Many commentators approach this text by softening Jacob’s vow. With respect, I am going to step outside that norm. I think Jacob was being unreasonable. Sometimes, I am unreasonable in my relationship with God, too.
In this week’s haftarah, we may even see the hint of a kind divine response to Jacob’s unreasonable vow. “I will be like dew to Israel,” says God in Hosea 14:6.
In the context of the haftarah, we might miss the rejection. However, this is in response to an earlier request (Hosea 6:3): “Let us pursue devotion to God and become devout; as sure as daybreak is God’s appearance, and God will come to us like rain, like latter rain that refreshes the earth.”
Israel says: “If we turn back to God, then God will come to us like the rains.”
And God responds, in our haftarah: “No. I will come to you like dew.”
According to Rabbi Berekhya, the problem with Israel’s formulation of the bargain is this: when there is drought, we want rain desperately. And when there is drought, we forget that we don’t always want rain (Talmud Taanit 4a).

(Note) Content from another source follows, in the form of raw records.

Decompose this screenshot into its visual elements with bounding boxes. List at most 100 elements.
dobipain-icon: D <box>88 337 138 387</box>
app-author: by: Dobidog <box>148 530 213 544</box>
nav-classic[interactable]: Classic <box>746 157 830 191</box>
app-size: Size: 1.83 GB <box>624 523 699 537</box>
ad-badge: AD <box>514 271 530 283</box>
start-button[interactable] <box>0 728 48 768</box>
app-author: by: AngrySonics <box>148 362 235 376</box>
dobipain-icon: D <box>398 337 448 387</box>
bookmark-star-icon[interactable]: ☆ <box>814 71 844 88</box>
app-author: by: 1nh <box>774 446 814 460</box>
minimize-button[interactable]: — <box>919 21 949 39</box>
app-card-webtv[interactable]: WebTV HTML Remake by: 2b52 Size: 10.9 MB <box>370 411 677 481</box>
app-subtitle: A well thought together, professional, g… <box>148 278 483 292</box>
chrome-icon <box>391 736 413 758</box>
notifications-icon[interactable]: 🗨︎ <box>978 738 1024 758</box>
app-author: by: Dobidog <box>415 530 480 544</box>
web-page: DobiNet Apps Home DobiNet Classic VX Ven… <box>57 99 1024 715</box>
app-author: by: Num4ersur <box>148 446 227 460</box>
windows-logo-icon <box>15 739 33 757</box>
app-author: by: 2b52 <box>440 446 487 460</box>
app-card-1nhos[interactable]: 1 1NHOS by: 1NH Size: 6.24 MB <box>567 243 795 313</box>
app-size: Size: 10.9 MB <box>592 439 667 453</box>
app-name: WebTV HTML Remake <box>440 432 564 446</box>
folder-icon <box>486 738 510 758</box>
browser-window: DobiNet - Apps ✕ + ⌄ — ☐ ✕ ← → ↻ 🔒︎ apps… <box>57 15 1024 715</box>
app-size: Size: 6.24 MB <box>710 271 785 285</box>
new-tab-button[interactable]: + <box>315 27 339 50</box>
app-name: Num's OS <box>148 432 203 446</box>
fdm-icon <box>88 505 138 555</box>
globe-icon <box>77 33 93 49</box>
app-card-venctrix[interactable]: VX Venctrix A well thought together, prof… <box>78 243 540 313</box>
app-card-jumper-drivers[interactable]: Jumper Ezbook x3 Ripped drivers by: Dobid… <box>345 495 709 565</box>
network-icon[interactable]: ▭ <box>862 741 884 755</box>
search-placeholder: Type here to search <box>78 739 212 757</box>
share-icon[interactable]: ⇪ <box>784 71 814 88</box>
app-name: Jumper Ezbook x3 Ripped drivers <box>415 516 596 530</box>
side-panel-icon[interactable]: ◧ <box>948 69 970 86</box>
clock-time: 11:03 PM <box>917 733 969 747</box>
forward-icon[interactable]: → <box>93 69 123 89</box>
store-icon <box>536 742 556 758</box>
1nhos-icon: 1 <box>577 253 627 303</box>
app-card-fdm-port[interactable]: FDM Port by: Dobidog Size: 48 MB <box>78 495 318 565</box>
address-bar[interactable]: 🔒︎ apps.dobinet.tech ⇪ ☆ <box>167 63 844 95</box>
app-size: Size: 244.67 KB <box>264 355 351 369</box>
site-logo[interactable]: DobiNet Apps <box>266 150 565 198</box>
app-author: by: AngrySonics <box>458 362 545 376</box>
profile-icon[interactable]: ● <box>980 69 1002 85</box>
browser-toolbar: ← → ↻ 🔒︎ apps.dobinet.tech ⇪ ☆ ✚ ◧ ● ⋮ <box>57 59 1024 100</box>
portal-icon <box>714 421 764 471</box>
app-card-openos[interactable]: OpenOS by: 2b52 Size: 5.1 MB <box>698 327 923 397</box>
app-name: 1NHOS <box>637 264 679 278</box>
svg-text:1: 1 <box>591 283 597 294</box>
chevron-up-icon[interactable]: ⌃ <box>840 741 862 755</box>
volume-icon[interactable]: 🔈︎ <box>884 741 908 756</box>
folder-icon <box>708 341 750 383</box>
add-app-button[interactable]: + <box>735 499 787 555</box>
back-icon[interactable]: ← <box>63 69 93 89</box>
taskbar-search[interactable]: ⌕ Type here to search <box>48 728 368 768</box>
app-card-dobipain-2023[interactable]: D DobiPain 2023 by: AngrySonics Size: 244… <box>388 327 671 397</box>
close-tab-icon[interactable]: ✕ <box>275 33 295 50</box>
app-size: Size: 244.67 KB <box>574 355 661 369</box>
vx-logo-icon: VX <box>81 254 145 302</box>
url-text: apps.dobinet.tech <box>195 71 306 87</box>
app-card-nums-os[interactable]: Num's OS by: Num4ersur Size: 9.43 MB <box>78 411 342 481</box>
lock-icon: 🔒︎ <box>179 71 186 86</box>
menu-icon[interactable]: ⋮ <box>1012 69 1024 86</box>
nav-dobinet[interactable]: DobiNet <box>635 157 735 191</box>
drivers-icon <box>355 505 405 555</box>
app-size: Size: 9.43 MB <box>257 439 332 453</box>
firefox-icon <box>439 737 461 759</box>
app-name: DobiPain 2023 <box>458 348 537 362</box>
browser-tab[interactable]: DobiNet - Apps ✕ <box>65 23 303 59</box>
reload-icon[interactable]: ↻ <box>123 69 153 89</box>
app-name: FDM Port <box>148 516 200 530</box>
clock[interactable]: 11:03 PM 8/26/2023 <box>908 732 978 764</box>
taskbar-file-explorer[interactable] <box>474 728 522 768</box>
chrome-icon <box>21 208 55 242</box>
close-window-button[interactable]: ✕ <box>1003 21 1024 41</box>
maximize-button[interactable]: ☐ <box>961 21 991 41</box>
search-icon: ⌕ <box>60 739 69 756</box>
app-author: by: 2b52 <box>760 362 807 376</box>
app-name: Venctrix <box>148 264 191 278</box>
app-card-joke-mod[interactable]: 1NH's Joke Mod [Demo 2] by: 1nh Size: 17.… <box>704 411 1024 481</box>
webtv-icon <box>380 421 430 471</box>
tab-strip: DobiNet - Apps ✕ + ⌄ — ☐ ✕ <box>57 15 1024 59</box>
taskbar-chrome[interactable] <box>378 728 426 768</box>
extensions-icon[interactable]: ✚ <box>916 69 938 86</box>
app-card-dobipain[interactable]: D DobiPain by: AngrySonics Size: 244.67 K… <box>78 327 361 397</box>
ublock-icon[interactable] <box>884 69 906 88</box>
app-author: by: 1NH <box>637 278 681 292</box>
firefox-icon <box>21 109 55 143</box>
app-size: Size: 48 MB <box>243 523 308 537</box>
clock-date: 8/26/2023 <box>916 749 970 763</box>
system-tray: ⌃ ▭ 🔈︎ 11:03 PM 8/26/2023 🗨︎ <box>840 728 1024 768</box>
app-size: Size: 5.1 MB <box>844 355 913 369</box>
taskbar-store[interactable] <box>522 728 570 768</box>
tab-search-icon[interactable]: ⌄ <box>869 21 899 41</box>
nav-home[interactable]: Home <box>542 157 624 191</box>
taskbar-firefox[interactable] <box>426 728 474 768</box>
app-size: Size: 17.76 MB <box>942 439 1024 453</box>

God rejects the comparison to rain because it comes from the place of longing that has forgotten what it’s like to live in a healthy world. No, says God — I will be like the dew, which is always healthy, and not the rain, which you might think you want to come forever, but which holds the potential to drown you.
It is, I think, an incredible reminder that what we feel desperate for and what we need are not always the same thing.
May God always be like the dew, even when we request that God be like the rain. And may God listen to our more unreasonable prayers and then dutifully let them go unanswered.